The U.S. Court of Appeals for the Ninth Circuit affirmed the dismissal of federal prisoner Julian Walker's habeas corpus petition in a brief memorandum decision filed Jan. 2, 2026. Walker challenged the Bureau of Prisons' implementation of earned time credits under the First Step Act of 2018.
Walker, representing himself pro se, filed the petition under 28 U.S.C. § 2241 in the U.S. District Court for the District of Arizona, where Judge Susan R. Bolton presided over the case.

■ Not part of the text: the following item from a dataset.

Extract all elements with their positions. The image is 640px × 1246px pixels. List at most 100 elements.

The Ninth Circuit panel, consisting of Circuit Judges Richard Paez, Michelle Friedland, and Lucy Koh, reviewed the district court's dismissal and affirmed the lower court's judgment.
The case centered on Walker's challenge to the Bureau of Prisons' policies regarding earned time credits established under the First Step Act of 2018. Walker contended that the FSA requires the BOP to apply earned time credits to all inmates who demonstrate reduced recidivism risk, including those assessed with medium recidivism risk scores like himself.

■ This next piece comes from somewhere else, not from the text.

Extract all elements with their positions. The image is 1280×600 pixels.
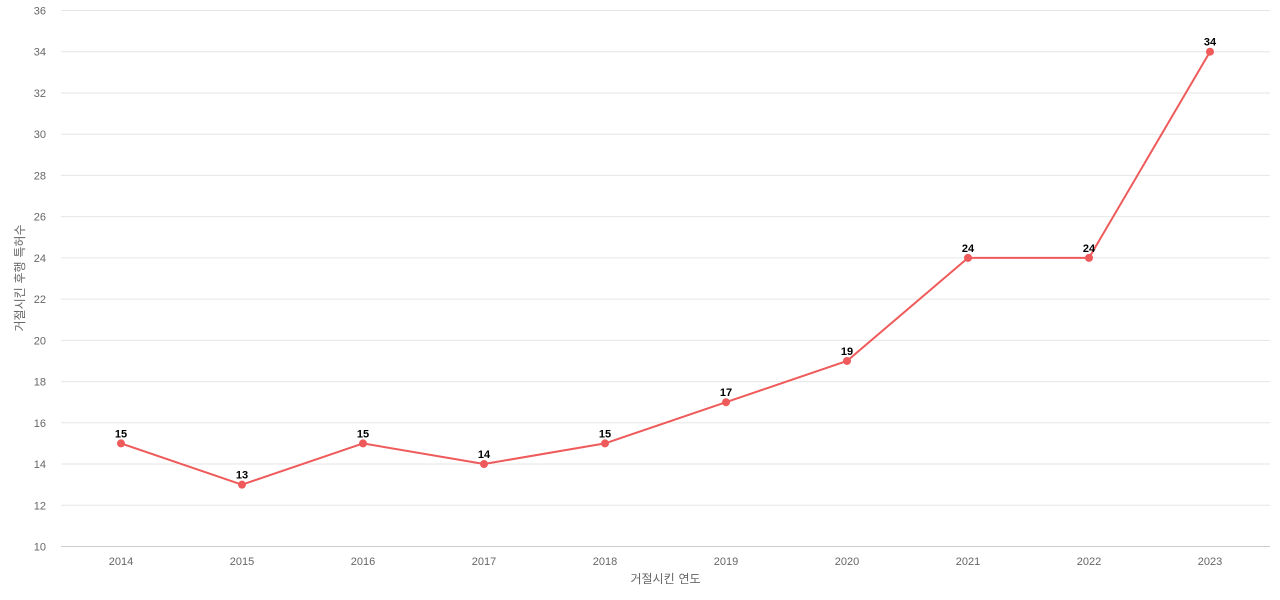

Walker specifically argued that the Bureau was improperly 'banking' his earned credits rather than applying them toward early release, and that the agency's practice of limiting such credits primarily to low-risk inmates violated the statutory framework. The district court dismissed Walker's petition, and the Ninth Circuit's affirmance upheld that the First Step Act's earned time credit provisions apply only to specific categories of federal prisoners as defined by the statute.